Tras 6 años junto a Tinelli renunció y, en el verano de 1999, mientras hacía radio con José María en la temporada marplatense, lo sorprendió una llamada de Adrián Suar con dos propuestas. La primera de ellas lo llevó a debutar en cine con la película Apariencias, junto al mismo Suar y Andrea del Boca, con la dirección de Alberto Lecchi. Y la segunda lo incluyó en el elenco de Primicias, una tira ambientada en el mundillo periodístico donde interpretó al Kili, una suerte de chanta porteño que aportaba una cuota de humor. Fue la gimnasia perfecta para El sodero de mi vida, donde dio vida a un empleado del protagonista.

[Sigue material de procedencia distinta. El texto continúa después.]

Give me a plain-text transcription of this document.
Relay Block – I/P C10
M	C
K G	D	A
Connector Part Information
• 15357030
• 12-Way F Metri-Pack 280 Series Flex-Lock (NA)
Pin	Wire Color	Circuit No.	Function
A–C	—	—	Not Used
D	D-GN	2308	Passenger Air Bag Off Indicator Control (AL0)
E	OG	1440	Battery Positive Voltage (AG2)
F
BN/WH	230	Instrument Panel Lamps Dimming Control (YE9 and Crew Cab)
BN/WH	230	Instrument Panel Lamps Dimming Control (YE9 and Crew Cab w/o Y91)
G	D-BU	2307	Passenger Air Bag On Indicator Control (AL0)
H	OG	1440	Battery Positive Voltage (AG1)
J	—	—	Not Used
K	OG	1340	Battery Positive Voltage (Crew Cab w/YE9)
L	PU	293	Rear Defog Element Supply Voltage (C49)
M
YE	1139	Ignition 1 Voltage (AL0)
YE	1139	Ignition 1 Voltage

“No me siento humorista, sino comediante. Le tengo demasiado respeto a la figura del cómico”, dice Diego, que nació en San Martín y es fanático de Platense por herencia paterna. Durante 2001 incursionó en la conducción en Sushi con champagne, junto con Verónica Lozano. Y hoy conforma una extraña pareja televisiva con Pettinato, en una revisión sui géneris de lo que ya es todo un género: los programas donde se come y se conversa alrededor de una mesa, en este caso con menú fijo: asado argentino. Sus observaciones irreverentes atragantan a más de un invitado. “¿Mis límites al hacer humor? Son muchos. No podría hacer chistes con nada que resulte trágico para alguien. Hay sufrimientos con los que evito hacer reír”, dice, ahora serio.
En tiempos duros, su versatilidad le procuró trabajo. Pero dice que no se la cree. “En esta profesión hay que saber que en cualquier momento uno puede volver a vender sandías en la Panamericana. Me lo dijo el Ruso Verea. Yo nunca vendí sandías, pero trabajé en la carnicería de mi viejo, fui boletero en la estación San Martín, tuve quiosco con un amigo... y siempre fui un tipo feliz”, dice.
Una mujer llamada Mariela ocupa hoy una parte nada desdeñable de esa felicidad. Mariela es cantante del Coro Kennedy. También es, desde diciembre último, su mujer. Ahora están arreglando la casa en Villa Urquiza, pero se hacen tiempo para trepar al auto y rumbear hacia modestos destinos de fin de semana, armados de termo y mate.
–¿Cómo se ve en cinco años?
– Casi todos mis sueños tienen que ver con la familia. Me veo llevando los chicos al colegio... y trabajando en una comedia de Polka –dice, tras pensar un segundo.